朝、ちょいと気をまぎらわそうと、ギーゼキングドビュッシーを聴こうとスイッチを入れてみたら、なぜか音が聞こえなくてがっかり。配線をチェックする気力が出ず、ぼんやりしているうちに出かける時間になった。という出だしがいかにもな、冴えない1日を過ごし、ヨロヨロと帰宅。えいっと配線を直してドビュッシーを流しつつ、部屋の整理整頓をしていたら、以前デパートの展示即売で突発的に購入した、江戸職人団扇(?)が出てきた。存在を忘れていたのが思いがけないところで出てきて嬉しかった。なんとなくあおいでいるうちにいい心持ちに。空調はなるべく使用せず、盛夏は団扇で過ごせればいいのだけれども。

整理整頓が一通り終わったあとで、団扇片手に、『狭夜衣鴛鴦剣翅』の三段目を読んだ。「推理劇としてのクライマックス」というようなことが書いてあったけれども、まさしく一点の曇りもなく、諸々の謎が解明されていく、冴え渡った絡み具合が実にすばらしくて、ただただ驚嘆。浄瑠璃劇によくありがちな「え〜!」というような大どんでん返しが目白押しで息をつく間もなく、しかしそんな大どんでん返しが一分の隙もなくきちんと処理されてゆく。眼福、の一言だった。

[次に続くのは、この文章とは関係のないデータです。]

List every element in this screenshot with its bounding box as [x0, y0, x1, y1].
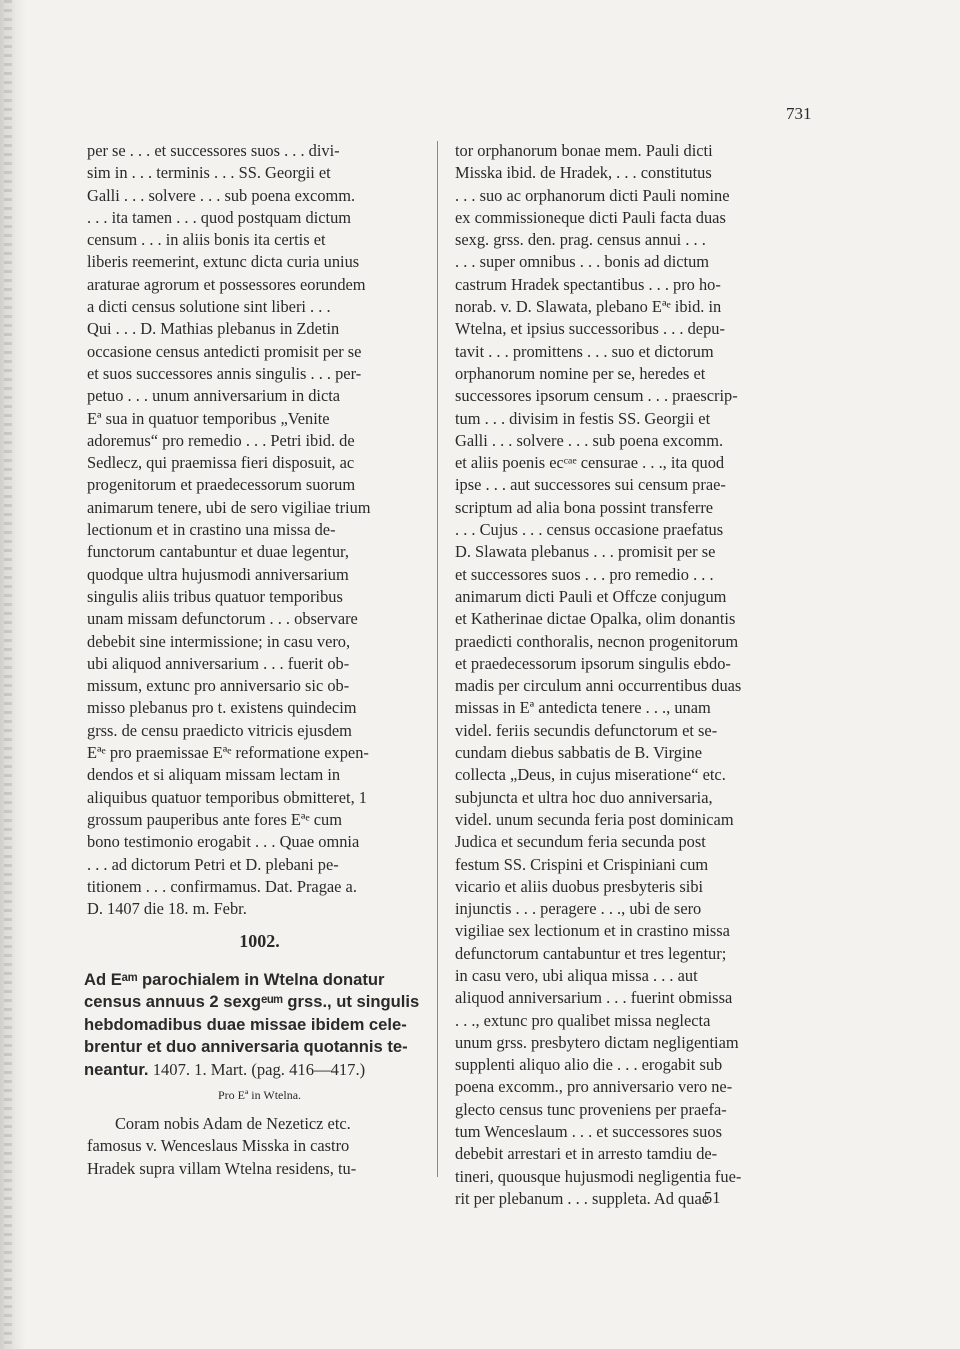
text-line: Wtelna, et ipsius successoribus . . . depu-	[455, 319, 725, 339]
text-line: . . . super omnibus . . . bonis ad dictum	[455, 252, 710, 272]
text-line: castrum Hradek spectantibus . . . pro ho-	[455, 274, 721, 294]
text-line: titionem . . . confirmamus. Dat. Pragae a.	[87, 876, 357, 896]
text-line: aliquibus quatuor temporibus obmitteret, 1	[87, 787, 367, 807]
text-line: praedicti conthoralis, necnon progenitorum	[455, 631, 739, 651]
text-line: cundam diebus sabbatis de B. Virgine	[455, 743, 702, 763]
text-line: misso plebanus pro t. existens quindecim	[87, 698, 357, 718]
text-line: Eª sua in quatuor temporibus „Venite	[87, 408, 330, 428]
text-line: norab. v. D. Slawata, plebano Eªᵉ ibid. in	[455, 297, 722, 317]
text-line: bono testimonio erogabit . . . Quae omnia	[87, 832, 360, 852]
text-line: successores ipsorum censum . . . praescrip-	[455, 386, 738, 406]
text-line: Misska ibid. de Hradek, . . . constitutus	[455, 163, 712, 183]
text-line: tum . . . divisim in festis SS. Georgii et	[455, 408, 711, 428]
column-divider	[437, 141, 438, 1177]
text-line: censum . . . in aliis bonis ita certis et	[87, 230, 326, 250]
text-line: grss. de censu praedicto vitricis ejusdem	[87, 720, 352, 740]
text-line: araturae agrorum et possessores eorundem	[87, 274, 366, 294]
text-line: Eªᵉ pro praemissae Eªᵉ reformatione expen-	[87, 743, 369, 763]
text-line: ipse . . . aut successores sui censum prae-	[455, 475, 726, 495]
text-line: unum grss. presbytero dictam negligentiam	[455, 1032, 739, 1052]
text-line: debebit sine intermissione; in casu vero,	[87, 631, 351, 651]
text-line: animarum dicti Pauli et Offcze conjugum	[455, 586, 727, 606]
text-line: . . ., extunc pro qualibet missa neglecta	[455, 1010, 711, 1030]
text-line: animarum tenere, ubi de sero vigiliae trium	[87, 497, 371, 517]
text-line: . . . Cujus . . . census occasione praefatus	[455, 520, 724, 540]
text-line: videl. feriis secundis defunctorum et se-	[455, 720, 718, 740]
text-line: in casu vero, ubi aliqua missa . . . aut	[455, 965, 698, 985]
text-line: sim in . . . terminis . . . SS. Georgii et	[87, 163, 331, 183]
text-line: glecto census tunc proveniens per praefa-	[455, 1099, 727, 1119]
text-line: Qui . . . D. Mathias plebanus in Zdetin	[87, 319, 340, 339]
text-line: Sedlecz, qui praemissa fieri disposuit, ac	[87, 453, 355, 473]
text-line: vicario et aliis duobus presbyteris sibi	[455, 876, 704, 896]
text-line: et successores suos . . . pro remedio . . .	[455, 564, 714, 584]
text-line: et Katherinae dictae Opalka, olim donantis	[455, 609, 736, 629]
text-line: . . . suo ac orphanorum dicti Pauli nomine	[455, 185, 730, 205]
entry-incipit	[87, 1113, 432, 1180]
text-line: tineri, quousque hujusmodi negligentia fue-	[455, 1166, 742, 1186]
text-line: et suos successores annis singulis . . . per-	[87, 363, 362, 383]
text-line: adoremus“ pro remedio . . . Petri ibid. de	[87, 430, 355, 450]
text-line: occasione census antedicti promisit per se	[87, 341, 362, 361]
text-line: . . . ad dictorum Petri et D. plebani pe-	[87, 854, 339, 874]
text-line: unam missam defunctorum . . . observare	[87, 609, 358, 629]
text-line: Galli . . . solvere . . . sub poena excomm.	[87, 185, 356, 205]
text-line: liberis reemerint, extunc dicta curia unius	[87, 252, 360, 272]
text-line: D. 1407 die 18. m. Febr.	[87, 899, 247, 919]
text-line: singulis aliis tribus quatuor temporibus	[87, 586, 343, 606]
text-line: tum Wenceslaum . . . et successores suos	[455, 1122, 722, 1142]
text-line: grossum pauperibus ante fores Eªᵉ cum	[87, 809, 342, 829]
text-line: progenitorum et praedecessorum suorum	[87, 475, 356, 495]
text-line: subjuncta et ultra hoc duo anniversaria,	[455, 787, 713, 807]
headline-line-last	[84, 1059, 434, 1081]
text-line: D. Slawata plebanus . . . promisit per se	[455, 542, 716, 562]
text-line: videl. unum secunda feria post dominicam	[455, 809, 734, 829]
source-line: Pro Eª in Wtelna.	[217, 1088, 302, 1102]
text-line: a dicti census solutione sint liberi . . .	[87, 297, 331, 317]
headline-last-bold: neantur.	[84, 1059, 149, 1079]
text-line: madis per circulum anni occurrentibus duas	[455, 676, 742, 696]
text-line: Galli . . . solvere . . . sub poena excomm.	[455, 430, 724, 450]
text-line: et aliis poenis ecᶜᵃᵉ censurae . . ., ita quod	[455, 453, 725, 473]
text-line: sexg. grss. den. prag. census annui . . .	[455, 230, 706, 250]
text-line: poena excomm., pro anniversario vero ne-	[455, 1077, 733, 1097]
text-line: petuo . . . unum anniversarium in dicta	[87, 386, 341, 406]
text-line: debebit arrestari et in arresto tamdiu de-	[455, 1144, 718, 1164]
headline-line: hebdomadibus duae missae ibidem cele-	[84, 1014, 407, 1034]
entry-number: 1002.	[239, 931, 280, 951]
scan-edge	[4, 0, 12, 1349]
text-line: tor orphanorum bonae mem. Pauli dicti	[455, 141, 713, 160]
entry-headline	[84, 969, 434, 1081]
text-line: injunctis . . . peragere . . ., ubi de sero	[455, 899, 702, 919]
text-line: ex commissioneque dicti Pauli facta duas	[455, 207, 726, 227]
incipit-line: Coram nobis Adam de Nezeticz etc.	[115, 1114, 351, 1133]
headline-line: census annuus 2 sexgᵉᵘᵐ grss., ut singulis	[84, 992, 420, 1012]
text-line: vigiliae sex lectionum et in crastino missa	[455, 921, 730, 941]
text-line: scriptum ad alia bona possint transferre	[455, 497, 714, 517]
text-line: defunctorum cantabuntur et tres legentur;	[455, 943, 727, 963]
printer-signature: 51	[704, 1188, 721, 1207]
text-line: tavit . . . promittens . . . suo et dictorum	[455, 341, 714, 361]
text-line: missum, extunc pro anniversario sic ob-	[87, 676, 350, 696]
text-line: lectionum et in crastino una missa de-	[87, 520, 336, 540]
text-line: ubi aliquod anniversarium . . . fuerit ob-	[87, 653, 350, 673]
page-number: 731	[786, 104, 812, 123]
headline-line: brentur et duo anniversaria quotannis te-	[84, 1037, 408, 1057]
text-line: supplenti aliquo alio die . . . erogabit sub	[455, 1055, 723, 1075]
incipit-line: famosus v. Wenceslaus Misska in castro	[87, 1136, 350, 1156]
headline-date: 1407. 1. Mart. (pag. 416—417.)	[148, 1059, 366, 1079]
text-line: missas in Eª antedicta tenere . . ., unam	[455, 698, 711, 718]
text-line: functorum cantabuntur et duae legentur,	[87, 542, 349, 562]
text-line: aliquod anniversarium . . . fuerint obmissa	[455, 988, 733, 1008]
text-line: per se . . . et successores suos . . . divi-	[87, 141, 340, 160]
text-line: quodque ultra hujusmodi anniversarium	[87, 564, 349, 584]
text-line: rit per plebanum . . . suppleta. Ad quae	[455, 1188, 709, 1208]
text-line: et praedecessorum ipsorum singulis ebdo-	[455, 653, 731, 673]
left-column	[87, 140, 432, 920]
text-line: dendos et si aliquam missam lectam in	[87, 765, 341, 785]
text-line: collecta „Deus, in cujus miseratione“ etc.	[455, 765, 726, 785]
text-line: Judica et secundum feria secunda post	[455, 832, 706, 852]
incipit-line: Hradek supra villam Wtelna residens, tu-	[87, 1158, 357, 1178]
text-line: . . . ita tamen . . . quod postquam dictum	[87, 207, 352, 227]
headline-line: Ad Eᵃᵐ parochialem in Wtelna donatur	[84, 970, 385, 989]
right-column	[455, 140, 800, 1210]
text-line: orphanorum nomine per se, heredes et	[455, 363, 706, 383]
text-line: festum SS. Crispini et Crispiniani cum	[455, 854, 709, 874]
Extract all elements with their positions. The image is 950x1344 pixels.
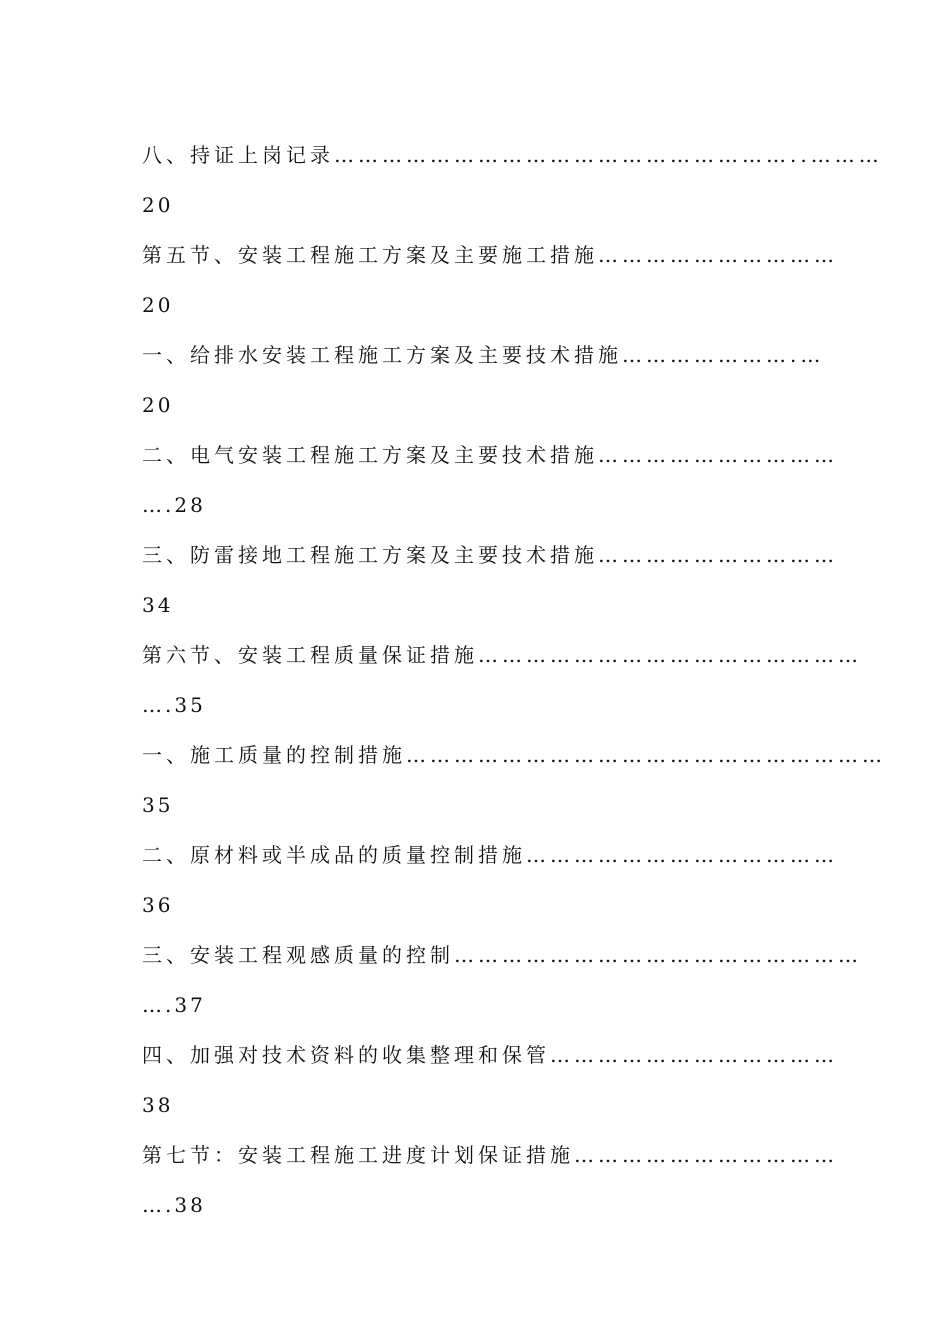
toc-entry <box>142 330 825 430</box>
toc-entry-title: 第五节、安装工程施工方案及主要施工措施………………………… <box>142 243 838 267</box>
toc-entry-title: 三、防雷接地工程施工方案及主要技术措施………………………… <box>142 543 838 567</box>
toc-entry-page: ….37 <box>142 993 206 1017</box>
toc-entry-title: 一、给排水安装工程施工方案及主要技术措施………………….… <box>142 343 825 367</box>
toc-entry <box>142 530 838 630</box>
toc-entry <box>142 1030 838 1130</box>
toc-entry-page: 20 <box>142 393 174 417</box>
toc-entry-title: 二、原材料或半成品的质量控制措施………………………………… <box>142 843 838 867</box>
toc-entry-page: 20 <box>142 193 174 217</box>
toc-entry-title: 第七节：安装工程施工进度计划保证措施…………………………… <box>142 1143 838 1167</box>
toc-entry <box>142 430 838 530</box>
toc-entry-page: ….35 <box>142 693 206 717</box>
toc-entry-page: 38 <box>142 1093 174 1117</box>
toc-entry-title: 三、安装工程观感质量的控制…………………………………………… <box>142 943 862 967</box>
toc-entry-page: 36 <box>142 893 174 917</box>
toc-entry-page: 35 <box>142 793 174 817</box>
toc-entry-title: 八、持证上岗记录…………………………………………………..……… <box>142 143 883 167</box>
toc-entry <box>142 1130 838 1230</box>
toc-entry-page: 34 <box>142 593 174 617</box>
table-of-contents <box>142 130 886 1230</box>
toc-entry-page: ….38 <box>142 1193 206 1217</box>
toc-entry <box>142 230 838 330</box>
toc-entry-title: 四、加强对技术资料的收集整理和保管……………………………… <box>142 1043 838 1067</box>
toc-entry <box>142 630 862 730</box>
toc-entry-page: ….28 <box>142 493 206 517</box>
toc-entry <box>142 730 886 830</box>
toc-entry-title: 一、施工质量的控制措施…………………………………………………… <box>142 743 886 767</box>
toc-entry-title: 二、电气安装工程施工方案及主要技术措施………………………… <box>142 443 838 467</box>
toc-entry <box>142 130 883 230</box>
toc-entry <box>142 830 838 930</box>
toc-entry <box>142 930 862 1030</box>
toc-entry-title: 第六节、安装工程质量保证措施………………………………………… <box>142 643 862 667</box>
toc-entry-page: 20 <box>142 293 174 317</box>
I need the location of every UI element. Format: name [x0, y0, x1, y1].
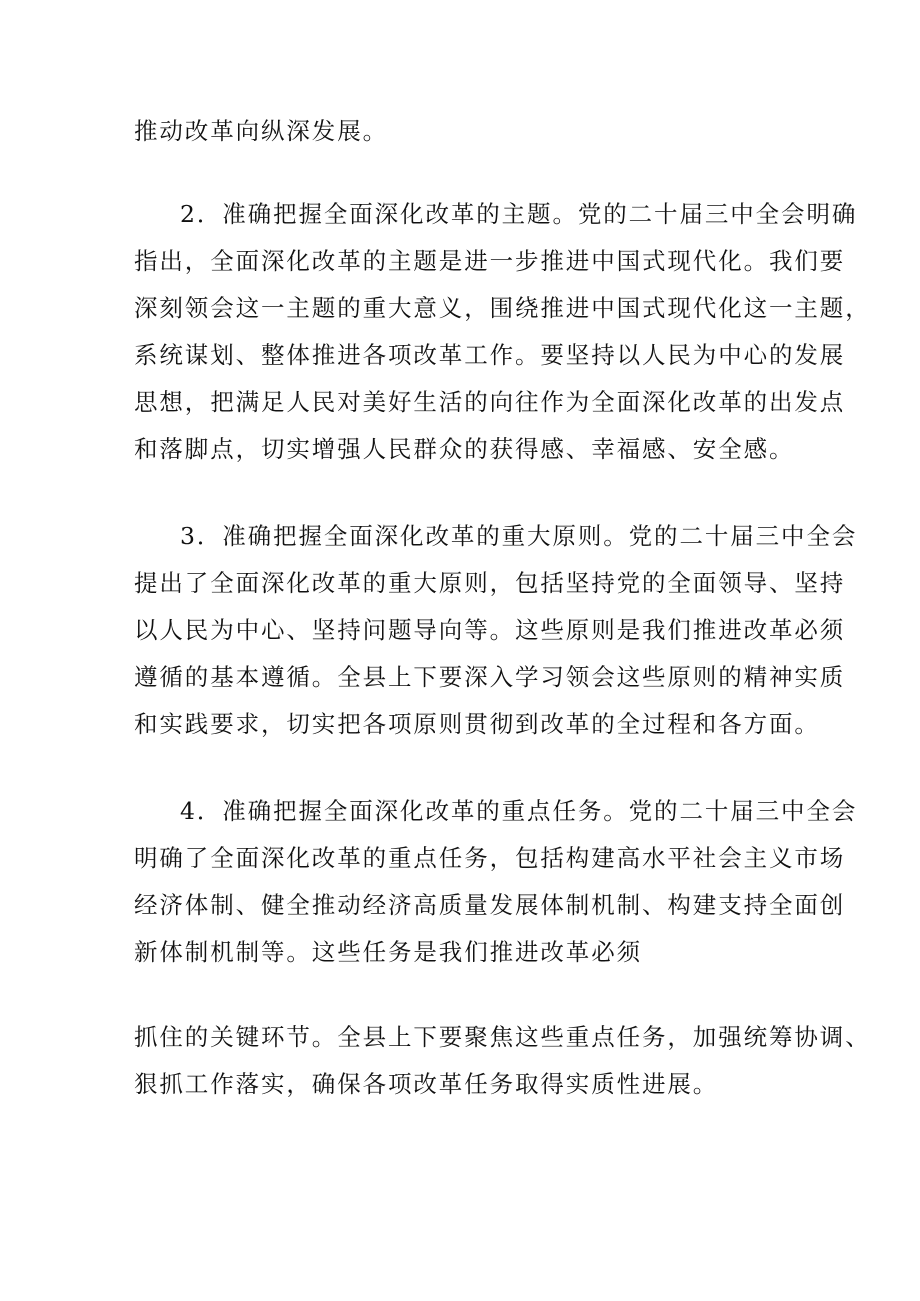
paragraph-3-line-5: 和实践要求，切实把各项原则贯彻到改革的全过程和各方面。	[134, 710, 820, 738]
paragraph-2-line-5: 思想，把满足人民对美好生活的向往作为全面深化改革的出发点	[134, 388, 846, 416]
paragraph-4-line-2: 明确了全面深化改革的重点任务，包括构建高水平社会主义市场	[134, 844, 846, 872]
paragraph-2-line-6: 和落脚点，切实增强人民群众的获得感、幸福感、安全感。	[134, 435, 795, 463]
paragraph-3-line-1: 3．准确把握全面深化改革的重大原则。党的二十届三中全会	[180, 522, 858, 550]
paragraph-2-line-1: 2．准确把握全面深化改革的主题。党的二十届三中全会明确	[180, 200, 858, 228]
paragraph-4-line-4: 新体制机制等。这些任务是我们推进改革必须	[134, 938, 642, 966]
paragraph-3-line-2: 提出了全面深化改革的重大原则，包括坚持党的全面领导、坚持	[134, 569, 846, 597]
paragraph-2-line-4: 系统谋划、整体推进各项改革工作。要坚持以人民为中心的发展	[134, 341, 846, 369]
paragraph-5-line-2: 狠抓工作落实，确保各项改革任务取得实质性进展。	[134, 1070, 719, 1098]
paragraph-1-line-1: 推动改革向纵深发展。	[134, 117, 388, 145]
paragraph-3-line-3: 以人民为中心、坚持问题导向等。这些原则是我们推进改革必须	[134, 616, 846, 644]
paragraph-5-line-1: 抓住的关键环节。全县上下要聚焦这些重点任务，加强统筹协调、	[134, 1023, 871, 1051]
paragraph-2-line-3: 深刻领会这一主题的重大意义，围绕推进中国式现代化这一主题，	[134, 294, 871, 322]
paragraph-4-line-1: 4．准确把握全面深化改革的重点任务。党的二十届三中全会	[180, 797, 858, 825]
paragraph-4-line-3: 经济体制、健全推动经济高质量发展体制机制、构建支持全面创	[134, 891, 846, 919]
paragraph-3-line-4: 遵循的基本遵循。全县上下要深入学习领会这些原则的精神实质	[134, 663, 846, 691]
paragraph-2-line-2: 指出，全面深化改革的主题是进一步推进中国式现代化。我们要	[134, 247, 846, 275]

浄瑠璃を読んでいると、宿命的に不幸な女、というのがよく登場する。強く美しく賢く気だてもよい人物であるのに絶対に幸せにはならず、はかなく散っていくような。そんなはかない運命がしみじみ胸にしみいる。それにしても師直の母のかっこいいことといったら。のみならず、ここにいる登場人物全員がそれぞれに懸命に生きているのだなあ。……などと、作劇術にうっとりというだけでなく、登場人物にも感情移入で、余韻は深い。今夜は宵っ張りにならないように注意せねばと三段目が終わったところでおしまいに。ジャズでもミステリーでもなく、真夏の夜は浄瑠璃読みがよいかも。